Question 2. Find a Jordan chain
For
\[ A=\begin{bmatrix}2&1\\0&2\end{bmatrix}, \]
find a Jordan chain.
Solution
Let
\[ v_1=e_1=\begin{bmatrix}1\\0\end{bmatrix}, \qquad v_2=e_2=\begin{bmatrix}0\\1\end{bmatrix}. \]
Then
\[ (A-2I)v_1=0, \qquad (A-2I)v_2=v_1. \]
Thus \(v_1,v_2\) is a Jordan chain for the eigenvalue \(2\).
Similar practice
Find a Jordan chain for
\[ B=\begin{bmatrix}5&1\\0&5\end{bmatrix}. \]
Answer
Use \(v_1=e_1\) and \(v_2=e_2\). Then
\[ (B-5I)v_1=0, \qquad (B-5I)v_2=v_1. \]
Question 3. Powers of a Jordan block
Let
\[ J=\begin{bmatrix}3&1\\0&3\end{bmatrix}. \]
Compute \(J^m\).
Solution
Write
\[ J=3I+N, \qquad N=\begin{bmatrix}0&1\\0&0\end{bmatrix}, \qquad N^2=0. \]
Then
\[ J^m=(3I+N)^m=3^mI+m3^{m-1}N. \]
Therefore
\[ J^m=\begin{bmatrix}3^m&m3^{m-1}\\0&3^m\end{bmatrix}. \]
Similar practice
For
\[ K=\begin{bmatrix}2&1\\0&2\end{bmatrix}, \]
compute \(K^m\).
Answer
\[ K^m=\begin{bmatrix}2^m&m2^{m-1}\\0&2^m\end{bmatrix}. \]
Question 4. Kernel dimensions and Jordan block sizes
Suppose for one eigenvalue \(\lambda\) we have
\[ d_1=2, \qquad d_2=4, \qquad d_3=5, \]
where \(d_j=\dim\ker((A-\lambda I)^j)\). Find the Jordan block sizes.
Solution
Let \(d_0=0\). Then
\[ d_1-d_0=2, \qquad d_2-d_1=2, \qquad d_3-d_2=1. \]

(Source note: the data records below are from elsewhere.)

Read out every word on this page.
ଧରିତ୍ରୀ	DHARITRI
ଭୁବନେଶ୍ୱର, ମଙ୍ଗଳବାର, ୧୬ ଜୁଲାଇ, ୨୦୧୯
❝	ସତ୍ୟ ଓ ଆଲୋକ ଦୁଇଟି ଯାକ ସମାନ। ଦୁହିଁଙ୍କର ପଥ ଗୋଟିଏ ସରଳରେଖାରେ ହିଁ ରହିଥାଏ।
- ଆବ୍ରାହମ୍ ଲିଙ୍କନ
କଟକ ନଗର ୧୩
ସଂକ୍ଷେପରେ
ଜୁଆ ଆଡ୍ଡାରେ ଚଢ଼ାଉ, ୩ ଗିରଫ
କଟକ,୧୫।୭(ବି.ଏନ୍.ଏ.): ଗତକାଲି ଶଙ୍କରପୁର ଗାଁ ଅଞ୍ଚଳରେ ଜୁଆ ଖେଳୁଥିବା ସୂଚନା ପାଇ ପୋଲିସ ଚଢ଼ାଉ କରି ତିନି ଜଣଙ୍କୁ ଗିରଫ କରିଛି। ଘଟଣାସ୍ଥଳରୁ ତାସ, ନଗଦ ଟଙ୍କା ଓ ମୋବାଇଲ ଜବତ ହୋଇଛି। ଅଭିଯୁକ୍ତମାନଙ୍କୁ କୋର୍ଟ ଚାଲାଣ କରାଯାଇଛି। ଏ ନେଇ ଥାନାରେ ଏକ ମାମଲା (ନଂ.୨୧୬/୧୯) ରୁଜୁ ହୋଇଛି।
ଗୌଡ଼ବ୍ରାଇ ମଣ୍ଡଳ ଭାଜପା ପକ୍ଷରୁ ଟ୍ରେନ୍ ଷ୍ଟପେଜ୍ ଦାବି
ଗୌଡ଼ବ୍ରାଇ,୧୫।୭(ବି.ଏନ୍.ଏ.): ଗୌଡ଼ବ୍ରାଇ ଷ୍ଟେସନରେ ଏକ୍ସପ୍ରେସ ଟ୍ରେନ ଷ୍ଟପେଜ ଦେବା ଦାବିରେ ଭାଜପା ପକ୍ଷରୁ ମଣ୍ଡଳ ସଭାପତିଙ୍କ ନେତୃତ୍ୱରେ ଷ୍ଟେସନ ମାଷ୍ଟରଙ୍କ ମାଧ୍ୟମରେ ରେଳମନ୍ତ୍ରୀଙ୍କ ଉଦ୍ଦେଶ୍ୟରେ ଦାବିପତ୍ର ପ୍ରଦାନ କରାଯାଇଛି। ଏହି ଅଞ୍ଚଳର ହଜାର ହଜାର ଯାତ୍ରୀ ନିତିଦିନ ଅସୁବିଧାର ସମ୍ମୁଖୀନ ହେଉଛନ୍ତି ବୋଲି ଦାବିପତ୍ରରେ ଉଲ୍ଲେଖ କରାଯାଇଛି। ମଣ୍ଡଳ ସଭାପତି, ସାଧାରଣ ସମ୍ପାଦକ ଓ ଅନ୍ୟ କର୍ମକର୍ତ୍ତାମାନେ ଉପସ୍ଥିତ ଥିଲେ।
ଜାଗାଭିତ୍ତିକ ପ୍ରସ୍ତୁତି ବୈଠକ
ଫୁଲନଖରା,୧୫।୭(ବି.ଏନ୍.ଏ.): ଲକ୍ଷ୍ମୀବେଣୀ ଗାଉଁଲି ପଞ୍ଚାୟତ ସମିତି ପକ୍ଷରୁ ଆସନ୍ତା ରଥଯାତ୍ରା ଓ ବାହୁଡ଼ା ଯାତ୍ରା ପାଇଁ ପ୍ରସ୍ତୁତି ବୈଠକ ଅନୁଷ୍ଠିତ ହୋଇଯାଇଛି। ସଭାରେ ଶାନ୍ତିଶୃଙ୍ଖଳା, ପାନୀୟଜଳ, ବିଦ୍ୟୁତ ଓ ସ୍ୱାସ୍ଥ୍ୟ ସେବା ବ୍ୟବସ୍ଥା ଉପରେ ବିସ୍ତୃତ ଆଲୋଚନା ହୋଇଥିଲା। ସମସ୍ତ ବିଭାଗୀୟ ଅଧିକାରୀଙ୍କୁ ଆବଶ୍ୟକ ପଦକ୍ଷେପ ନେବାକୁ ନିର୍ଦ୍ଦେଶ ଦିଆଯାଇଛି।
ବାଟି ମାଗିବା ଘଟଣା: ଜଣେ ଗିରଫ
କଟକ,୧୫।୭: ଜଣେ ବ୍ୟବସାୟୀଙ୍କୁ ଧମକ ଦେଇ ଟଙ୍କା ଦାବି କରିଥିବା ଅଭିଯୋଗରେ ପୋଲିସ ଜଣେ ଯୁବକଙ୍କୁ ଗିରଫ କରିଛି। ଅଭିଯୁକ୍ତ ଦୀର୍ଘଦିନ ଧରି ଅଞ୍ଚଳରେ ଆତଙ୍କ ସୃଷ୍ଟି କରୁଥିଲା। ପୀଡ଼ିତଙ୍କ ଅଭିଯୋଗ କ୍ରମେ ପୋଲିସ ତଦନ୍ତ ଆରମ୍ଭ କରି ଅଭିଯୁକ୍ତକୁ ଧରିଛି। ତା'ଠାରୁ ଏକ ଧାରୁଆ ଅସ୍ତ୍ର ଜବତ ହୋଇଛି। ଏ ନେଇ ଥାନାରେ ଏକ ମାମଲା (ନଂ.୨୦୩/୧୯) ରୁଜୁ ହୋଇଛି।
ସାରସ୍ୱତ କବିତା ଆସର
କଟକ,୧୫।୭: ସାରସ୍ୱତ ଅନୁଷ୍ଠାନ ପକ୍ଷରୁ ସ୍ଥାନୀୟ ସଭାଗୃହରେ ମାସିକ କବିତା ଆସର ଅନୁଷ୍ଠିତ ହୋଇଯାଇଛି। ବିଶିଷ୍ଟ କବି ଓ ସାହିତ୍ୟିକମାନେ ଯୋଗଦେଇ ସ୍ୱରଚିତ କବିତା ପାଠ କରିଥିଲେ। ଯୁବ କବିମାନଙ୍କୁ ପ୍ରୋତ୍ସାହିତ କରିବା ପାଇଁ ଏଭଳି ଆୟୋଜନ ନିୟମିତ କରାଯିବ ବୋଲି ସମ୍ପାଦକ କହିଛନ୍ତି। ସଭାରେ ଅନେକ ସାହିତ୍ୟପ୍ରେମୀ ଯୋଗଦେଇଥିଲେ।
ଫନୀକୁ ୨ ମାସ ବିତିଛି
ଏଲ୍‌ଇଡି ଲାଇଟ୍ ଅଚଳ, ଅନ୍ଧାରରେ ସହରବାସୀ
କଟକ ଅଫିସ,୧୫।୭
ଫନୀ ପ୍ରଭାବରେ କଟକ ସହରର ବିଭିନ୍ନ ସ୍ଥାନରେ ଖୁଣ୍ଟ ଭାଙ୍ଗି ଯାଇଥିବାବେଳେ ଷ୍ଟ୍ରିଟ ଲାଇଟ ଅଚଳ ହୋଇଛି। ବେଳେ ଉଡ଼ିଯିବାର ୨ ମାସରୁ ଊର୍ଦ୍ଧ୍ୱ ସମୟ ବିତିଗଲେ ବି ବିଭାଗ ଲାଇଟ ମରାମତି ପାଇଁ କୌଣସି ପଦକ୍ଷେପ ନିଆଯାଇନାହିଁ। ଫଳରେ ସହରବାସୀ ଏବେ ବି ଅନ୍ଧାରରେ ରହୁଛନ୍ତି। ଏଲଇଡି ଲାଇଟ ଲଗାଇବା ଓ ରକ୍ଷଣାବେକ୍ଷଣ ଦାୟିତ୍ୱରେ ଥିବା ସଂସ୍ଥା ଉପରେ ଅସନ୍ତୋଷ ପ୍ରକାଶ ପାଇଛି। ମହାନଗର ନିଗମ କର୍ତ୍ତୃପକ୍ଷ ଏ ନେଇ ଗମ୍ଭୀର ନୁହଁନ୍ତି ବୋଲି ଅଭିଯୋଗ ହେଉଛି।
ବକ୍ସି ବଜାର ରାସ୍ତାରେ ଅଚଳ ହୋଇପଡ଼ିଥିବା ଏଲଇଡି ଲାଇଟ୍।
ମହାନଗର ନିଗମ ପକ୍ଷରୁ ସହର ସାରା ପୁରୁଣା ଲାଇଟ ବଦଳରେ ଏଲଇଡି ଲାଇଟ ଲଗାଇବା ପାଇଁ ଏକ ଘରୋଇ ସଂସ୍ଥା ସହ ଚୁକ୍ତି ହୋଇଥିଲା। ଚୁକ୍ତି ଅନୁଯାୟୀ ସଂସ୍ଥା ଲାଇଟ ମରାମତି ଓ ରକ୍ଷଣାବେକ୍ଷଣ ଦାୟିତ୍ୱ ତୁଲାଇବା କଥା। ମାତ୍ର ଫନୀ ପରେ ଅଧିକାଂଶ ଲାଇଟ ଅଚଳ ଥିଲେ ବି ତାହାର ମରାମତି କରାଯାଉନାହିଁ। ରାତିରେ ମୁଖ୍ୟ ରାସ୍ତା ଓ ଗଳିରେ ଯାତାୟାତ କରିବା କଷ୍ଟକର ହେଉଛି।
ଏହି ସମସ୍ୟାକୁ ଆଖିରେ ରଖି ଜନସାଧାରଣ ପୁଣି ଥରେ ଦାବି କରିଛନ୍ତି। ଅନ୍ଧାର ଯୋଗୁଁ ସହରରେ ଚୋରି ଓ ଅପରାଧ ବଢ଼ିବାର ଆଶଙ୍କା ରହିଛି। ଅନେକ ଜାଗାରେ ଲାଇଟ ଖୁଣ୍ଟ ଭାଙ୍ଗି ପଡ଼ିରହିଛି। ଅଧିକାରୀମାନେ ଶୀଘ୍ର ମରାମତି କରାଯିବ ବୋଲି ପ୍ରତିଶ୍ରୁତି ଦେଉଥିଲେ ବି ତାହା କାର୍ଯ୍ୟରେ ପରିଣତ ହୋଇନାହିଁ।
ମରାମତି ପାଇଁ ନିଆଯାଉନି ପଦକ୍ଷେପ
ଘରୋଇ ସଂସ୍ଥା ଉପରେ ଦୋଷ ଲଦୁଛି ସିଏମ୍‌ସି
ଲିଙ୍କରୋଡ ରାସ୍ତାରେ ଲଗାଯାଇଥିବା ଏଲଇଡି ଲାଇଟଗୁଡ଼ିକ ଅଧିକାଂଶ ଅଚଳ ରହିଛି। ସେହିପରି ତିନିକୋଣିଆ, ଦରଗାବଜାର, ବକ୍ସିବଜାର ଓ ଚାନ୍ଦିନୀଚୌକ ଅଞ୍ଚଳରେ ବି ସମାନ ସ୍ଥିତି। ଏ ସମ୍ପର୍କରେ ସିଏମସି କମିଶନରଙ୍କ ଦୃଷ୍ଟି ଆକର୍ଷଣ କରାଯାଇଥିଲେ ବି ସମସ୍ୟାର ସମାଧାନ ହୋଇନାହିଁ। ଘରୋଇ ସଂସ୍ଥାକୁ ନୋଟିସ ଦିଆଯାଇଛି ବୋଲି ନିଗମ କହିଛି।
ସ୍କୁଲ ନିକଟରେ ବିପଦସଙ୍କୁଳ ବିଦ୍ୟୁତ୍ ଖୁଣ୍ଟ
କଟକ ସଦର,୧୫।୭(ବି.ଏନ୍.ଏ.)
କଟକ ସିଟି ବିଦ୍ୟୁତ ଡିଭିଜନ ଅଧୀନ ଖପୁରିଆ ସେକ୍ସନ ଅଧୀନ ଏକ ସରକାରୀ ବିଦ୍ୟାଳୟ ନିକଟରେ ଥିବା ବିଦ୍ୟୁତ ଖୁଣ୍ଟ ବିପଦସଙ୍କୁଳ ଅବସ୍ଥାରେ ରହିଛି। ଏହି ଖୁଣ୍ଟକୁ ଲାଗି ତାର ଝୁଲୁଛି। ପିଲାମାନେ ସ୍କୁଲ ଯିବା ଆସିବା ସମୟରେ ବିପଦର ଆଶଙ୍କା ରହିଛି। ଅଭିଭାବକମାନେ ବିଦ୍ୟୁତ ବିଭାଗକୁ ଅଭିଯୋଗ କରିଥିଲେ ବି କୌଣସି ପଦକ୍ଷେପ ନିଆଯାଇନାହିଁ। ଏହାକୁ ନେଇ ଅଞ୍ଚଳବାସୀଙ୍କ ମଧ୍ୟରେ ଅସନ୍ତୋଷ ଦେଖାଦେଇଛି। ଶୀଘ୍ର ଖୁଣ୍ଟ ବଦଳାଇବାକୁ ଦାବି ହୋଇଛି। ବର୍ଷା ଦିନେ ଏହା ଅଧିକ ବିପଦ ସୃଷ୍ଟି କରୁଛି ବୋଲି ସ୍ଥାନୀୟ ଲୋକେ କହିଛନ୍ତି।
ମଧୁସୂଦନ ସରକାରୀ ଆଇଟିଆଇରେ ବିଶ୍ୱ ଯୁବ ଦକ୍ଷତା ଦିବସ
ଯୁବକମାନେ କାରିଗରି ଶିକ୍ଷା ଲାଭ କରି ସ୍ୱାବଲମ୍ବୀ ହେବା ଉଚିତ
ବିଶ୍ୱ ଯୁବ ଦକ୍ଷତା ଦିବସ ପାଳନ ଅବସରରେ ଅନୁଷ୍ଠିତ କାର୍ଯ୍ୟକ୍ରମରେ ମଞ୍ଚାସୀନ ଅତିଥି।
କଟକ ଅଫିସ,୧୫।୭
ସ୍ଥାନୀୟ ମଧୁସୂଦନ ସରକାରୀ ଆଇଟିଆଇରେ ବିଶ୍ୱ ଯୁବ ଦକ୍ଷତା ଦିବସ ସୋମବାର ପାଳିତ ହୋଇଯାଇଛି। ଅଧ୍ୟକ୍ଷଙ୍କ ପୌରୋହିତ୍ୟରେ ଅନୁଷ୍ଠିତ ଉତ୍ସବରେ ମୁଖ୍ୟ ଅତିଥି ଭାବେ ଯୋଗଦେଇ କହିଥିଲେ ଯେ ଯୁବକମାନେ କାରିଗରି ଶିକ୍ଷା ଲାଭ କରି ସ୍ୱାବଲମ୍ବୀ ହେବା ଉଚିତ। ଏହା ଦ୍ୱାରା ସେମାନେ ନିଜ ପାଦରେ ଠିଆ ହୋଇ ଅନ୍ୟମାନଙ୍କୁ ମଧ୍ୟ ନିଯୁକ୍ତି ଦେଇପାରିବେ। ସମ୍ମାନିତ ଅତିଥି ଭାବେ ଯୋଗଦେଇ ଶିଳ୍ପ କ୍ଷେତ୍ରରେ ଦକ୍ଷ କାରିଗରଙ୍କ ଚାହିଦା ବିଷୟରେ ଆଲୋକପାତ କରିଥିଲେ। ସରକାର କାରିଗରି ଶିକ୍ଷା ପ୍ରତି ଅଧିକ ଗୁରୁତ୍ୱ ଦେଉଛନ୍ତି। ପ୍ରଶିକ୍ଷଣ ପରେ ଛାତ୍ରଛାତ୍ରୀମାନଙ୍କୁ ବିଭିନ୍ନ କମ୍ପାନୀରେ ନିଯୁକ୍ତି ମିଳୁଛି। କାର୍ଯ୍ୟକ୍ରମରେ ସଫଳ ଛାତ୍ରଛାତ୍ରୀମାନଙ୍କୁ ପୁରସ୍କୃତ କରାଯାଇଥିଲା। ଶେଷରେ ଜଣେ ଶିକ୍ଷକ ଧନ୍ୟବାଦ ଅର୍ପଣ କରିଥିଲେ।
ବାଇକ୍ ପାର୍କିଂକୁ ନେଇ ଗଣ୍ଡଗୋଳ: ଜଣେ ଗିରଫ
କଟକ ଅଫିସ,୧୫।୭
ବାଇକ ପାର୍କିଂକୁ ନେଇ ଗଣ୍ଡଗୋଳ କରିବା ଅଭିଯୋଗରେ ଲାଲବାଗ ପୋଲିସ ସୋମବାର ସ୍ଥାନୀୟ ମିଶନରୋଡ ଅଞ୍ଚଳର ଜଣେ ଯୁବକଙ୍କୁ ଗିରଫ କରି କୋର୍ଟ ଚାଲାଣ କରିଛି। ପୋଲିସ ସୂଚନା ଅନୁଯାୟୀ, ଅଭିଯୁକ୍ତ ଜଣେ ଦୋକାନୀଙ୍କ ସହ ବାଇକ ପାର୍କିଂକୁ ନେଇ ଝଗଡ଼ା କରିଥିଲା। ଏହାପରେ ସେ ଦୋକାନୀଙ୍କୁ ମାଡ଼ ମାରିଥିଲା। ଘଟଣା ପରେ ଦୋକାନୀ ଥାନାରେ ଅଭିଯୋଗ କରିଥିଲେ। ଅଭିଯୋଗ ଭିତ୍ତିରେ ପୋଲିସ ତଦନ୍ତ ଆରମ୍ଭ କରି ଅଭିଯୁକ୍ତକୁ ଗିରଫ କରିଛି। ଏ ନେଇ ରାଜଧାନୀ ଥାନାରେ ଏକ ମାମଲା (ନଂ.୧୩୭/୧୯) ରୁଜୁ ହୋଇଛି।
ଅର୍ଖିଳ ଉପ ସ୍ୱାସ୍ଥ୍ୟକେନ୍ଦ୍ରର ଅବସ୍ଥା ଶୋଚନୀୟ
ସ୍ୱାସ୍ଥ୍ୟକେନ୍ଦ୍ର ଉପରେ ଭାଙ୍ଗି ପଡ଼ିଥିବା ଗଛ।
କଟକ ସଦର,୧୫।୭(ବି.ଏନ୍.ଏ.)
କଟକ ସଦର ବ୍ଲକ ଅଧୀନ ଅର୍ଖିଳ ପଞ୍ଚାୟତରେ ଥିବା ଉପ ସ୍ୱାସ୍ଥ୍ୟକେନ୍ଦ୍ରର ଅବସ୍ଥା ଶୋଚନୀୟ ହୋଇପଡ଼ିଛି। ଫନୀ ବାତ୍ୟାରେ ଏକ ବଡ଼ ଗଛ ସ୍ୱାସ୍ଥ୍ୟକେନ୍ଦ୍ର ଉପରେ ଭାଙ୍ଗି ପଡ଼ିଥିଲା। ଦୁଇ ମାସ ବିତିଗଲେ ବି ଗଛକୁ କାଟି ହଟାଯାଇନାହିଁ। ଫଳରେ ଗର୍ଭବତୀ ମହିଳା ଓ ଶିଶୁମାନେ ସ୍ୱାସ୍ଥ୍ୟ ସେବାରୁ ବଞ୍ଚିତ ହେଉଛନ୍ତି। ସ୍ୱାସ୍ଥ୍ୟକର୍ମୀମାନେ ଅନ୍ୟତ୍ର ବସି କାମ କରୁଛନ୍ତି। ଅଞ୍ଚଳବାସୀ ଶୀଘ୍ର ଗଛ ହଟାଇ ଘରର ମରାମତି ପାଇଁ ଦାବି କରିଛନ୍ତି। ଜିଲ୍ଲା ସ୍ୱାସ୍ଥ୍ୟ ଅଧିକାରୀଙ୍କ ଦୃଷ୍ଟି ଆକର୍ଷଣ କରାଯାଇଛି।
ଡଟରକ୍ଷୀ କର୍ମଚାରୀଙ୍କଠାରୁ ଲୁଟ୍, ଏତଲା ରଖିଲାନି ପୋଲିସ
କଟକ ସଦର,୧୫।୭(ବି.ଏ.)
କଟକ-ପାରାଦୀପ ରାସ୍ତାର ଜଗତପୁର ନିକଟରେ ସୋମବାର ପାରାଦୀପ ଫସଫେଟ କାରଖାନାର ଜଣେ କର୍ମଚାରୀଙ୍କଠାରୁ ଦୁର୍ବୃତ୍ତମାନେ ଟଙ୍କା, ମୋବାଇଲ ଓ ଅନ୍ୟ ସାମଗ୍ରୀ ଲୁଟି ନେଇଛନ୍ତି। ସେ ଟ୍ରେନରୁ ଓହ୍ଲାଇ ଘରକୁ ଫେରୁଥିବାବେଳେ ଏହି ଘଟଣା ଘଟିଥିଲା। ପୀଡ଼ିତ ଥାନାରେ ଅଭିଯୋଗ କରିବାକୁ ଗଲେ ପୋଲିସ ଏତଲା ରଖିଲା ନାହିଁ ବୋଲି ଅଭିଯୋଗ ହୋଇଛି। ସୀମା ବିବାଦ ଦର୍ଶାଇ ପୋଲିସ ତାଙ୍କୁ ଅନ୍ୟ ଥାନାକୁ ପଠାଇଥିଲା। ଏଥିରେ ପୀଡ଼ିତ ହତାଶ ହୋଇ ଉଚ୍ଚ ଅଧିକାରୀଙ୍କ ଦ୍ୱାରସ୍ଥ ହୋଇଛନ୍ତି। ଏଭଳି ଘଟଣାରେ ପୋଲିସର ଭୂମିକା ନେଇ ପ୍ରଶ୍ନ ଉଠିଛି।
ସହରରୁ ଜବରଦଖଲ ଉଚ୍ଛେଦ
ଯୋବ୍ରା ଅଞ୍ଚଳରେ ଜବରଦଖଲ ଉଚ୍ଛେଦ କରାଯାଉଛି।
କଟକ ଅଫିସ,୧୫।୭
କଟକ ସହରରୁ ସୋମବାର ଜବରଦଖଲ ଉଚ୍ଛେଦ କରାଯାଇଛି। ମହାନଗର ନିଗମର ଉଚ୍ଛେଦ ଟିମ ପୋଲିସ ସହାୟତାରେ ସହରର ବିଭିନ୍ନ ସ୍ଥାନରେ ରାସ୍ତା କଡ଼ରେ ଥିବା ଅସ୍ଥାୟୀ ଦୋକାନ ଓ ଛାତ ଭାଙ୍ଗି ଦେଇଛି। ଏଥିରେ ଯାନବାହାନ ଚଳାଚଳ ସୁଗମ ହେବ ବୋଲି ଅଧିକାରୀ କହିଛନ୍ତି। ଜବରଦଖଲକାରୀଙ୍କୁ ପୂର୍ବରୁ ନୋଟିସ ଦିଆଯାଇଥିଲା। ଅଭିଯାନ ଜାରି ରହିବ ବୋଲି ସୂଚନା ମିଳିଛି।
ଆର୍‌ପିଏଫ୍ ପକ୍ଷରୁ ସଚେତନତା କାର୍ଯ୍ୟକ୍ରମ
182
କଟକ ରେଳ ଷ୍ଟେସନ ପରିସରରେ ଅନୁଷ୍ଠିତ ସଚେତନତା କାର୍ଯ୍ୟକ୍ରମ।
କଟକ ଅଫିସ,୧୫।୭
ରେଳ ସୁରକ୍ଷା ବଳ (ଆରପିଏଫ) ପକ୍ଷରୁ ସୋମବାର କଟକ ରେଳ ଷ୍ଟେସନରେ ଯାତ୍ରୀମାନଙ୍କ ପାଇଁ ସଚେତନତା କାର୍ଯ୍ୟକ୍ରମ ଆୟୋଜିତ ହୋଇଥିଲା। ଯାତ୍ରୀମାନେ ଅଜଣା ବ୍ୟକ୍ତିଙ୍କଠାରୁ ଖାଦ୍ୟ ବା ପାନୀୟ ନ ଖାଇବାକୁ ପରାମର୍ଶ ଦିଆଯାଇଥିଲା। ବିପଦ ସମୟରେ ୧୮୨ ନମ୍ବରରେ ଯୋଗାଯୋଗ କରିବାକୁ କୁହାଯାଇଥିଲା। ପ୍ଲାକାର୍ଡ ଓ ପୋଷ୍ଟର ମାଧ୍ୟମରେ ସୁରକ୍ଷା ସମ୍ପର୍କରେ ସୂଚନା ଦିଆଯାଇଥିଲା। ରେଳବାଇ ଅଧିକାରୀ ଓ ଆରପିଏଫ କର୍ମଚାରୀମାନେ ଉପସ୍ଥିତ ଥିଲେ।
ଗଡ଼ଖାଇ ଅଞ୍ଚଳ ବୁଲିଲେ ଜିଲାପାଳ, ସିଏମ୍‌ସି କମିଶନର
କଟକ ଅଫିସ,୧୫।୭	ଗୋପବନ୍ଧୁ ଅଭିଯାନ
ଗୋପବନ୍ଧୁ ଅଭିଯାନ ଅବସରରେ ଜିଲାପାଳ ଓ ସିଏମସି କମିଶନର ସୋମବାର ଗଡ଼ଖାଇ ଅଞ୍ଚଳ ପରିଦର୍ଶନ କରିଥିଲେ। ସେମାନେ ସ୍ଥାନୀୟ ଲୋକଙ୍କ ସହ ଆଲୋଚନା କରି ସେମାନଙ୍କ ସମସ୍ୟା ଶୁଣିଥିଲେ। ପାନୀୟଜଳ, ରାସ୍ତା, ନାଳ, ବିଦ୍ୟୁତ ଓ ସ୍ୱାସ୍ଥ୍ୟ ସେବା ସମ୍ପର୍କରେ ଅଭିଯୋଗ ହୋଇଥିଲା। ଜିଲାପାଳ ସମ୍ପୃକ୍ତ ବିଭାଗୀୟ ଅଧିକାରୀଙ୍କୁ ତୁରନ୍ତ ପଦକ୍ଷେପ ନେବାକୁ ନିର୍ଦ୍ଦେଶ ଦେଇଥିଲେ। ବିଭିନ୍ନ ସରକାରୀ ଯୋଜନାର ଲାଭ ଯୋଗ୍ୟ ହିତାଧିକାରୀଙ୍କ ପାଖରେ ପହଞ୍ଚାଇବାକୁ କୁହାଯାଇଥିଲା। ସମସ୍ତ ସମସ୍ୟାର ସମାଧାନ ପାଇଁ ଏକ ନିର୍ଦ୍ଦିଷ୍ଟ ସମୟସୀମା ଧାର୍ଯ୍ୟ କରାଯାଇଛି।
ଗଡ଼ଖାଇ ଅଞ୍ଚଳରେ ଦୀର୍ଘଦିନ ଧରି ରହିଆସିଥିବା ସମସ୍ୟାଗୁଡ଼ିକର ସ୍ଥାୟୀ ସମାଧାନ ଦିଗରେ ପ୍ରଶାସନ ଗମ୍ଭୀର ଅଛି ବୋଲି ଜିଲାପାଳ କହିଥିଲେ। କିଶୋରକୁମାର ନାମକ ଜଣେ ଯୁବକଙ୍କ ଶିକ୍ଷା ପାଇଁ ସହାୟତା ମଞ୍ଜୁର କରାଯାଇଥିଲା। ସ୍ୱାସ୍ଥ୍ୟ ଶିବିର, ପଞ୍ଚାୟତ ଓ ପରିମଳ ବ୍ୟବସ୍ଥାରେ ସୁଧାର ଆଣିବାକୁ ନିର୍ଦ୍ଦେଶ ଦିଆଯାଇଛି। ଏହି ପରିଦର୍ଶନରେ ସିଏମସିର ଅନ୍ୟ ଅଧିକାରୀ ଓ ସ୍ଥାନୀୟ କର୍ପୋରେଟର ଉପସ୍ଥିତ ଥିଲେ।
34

So there are two blocks of size at least \(1\), two blocks of size at least \(2\), and one block of size at least \(3\). Hence the Jordan block sizes are
\[ 3 \quad\text{and}\quad 2. \]
Similar practice
Suppose
\[ d_1=3, \qquad d_2=5, \qquad d_3=6. \]
Find the Jordan block sizes.
Answer
The differences are
\[ 3,2,1. \]
Therefore the block sizes are
\[ 3,2,1. \]
Question 5. Matrix exponential of a Jordan block
Let
\[ J=\begin{bmatrix}\lambda&1\\0&\lambda\end{bmatrix}. \]
Find \(e^{tJ}\).
Solution
Write \(J=\lambda I+N\), where
\[ N=\begin{bmatrix}0&1\\0&0\end{bmatrix}, \qquad N^2=0. \]
Then
\[ e^{tJ}=e^{\lambda t}e^{tN}=e^{\lambda t}(I+tN). \]
Thus
\[ e^{tJ}=e^{\lambda t} \begin{bmatrix}1&t\\0&1\end{bmatrix}. \]
Similar practice
For
\[ J=\begin{bmatrix}2&1\\0&2\end{bmatrix}, \]
find \(e^{tJ}\).
Answer
\[ e^{tJ}=e^{2t}\begin{bmatrix}1&t\\0&1\end{bmatrix}. \]
Short reflection
In your own words, explain this sentence:
A Jordan block is an eigenvalue plus a nilpotent correction.
A good answer should mention the formula
\[ J_{\lambda,k}=\lambda I+N_k \]
and explain how the nilpotent part creates generalized eigenvector chains.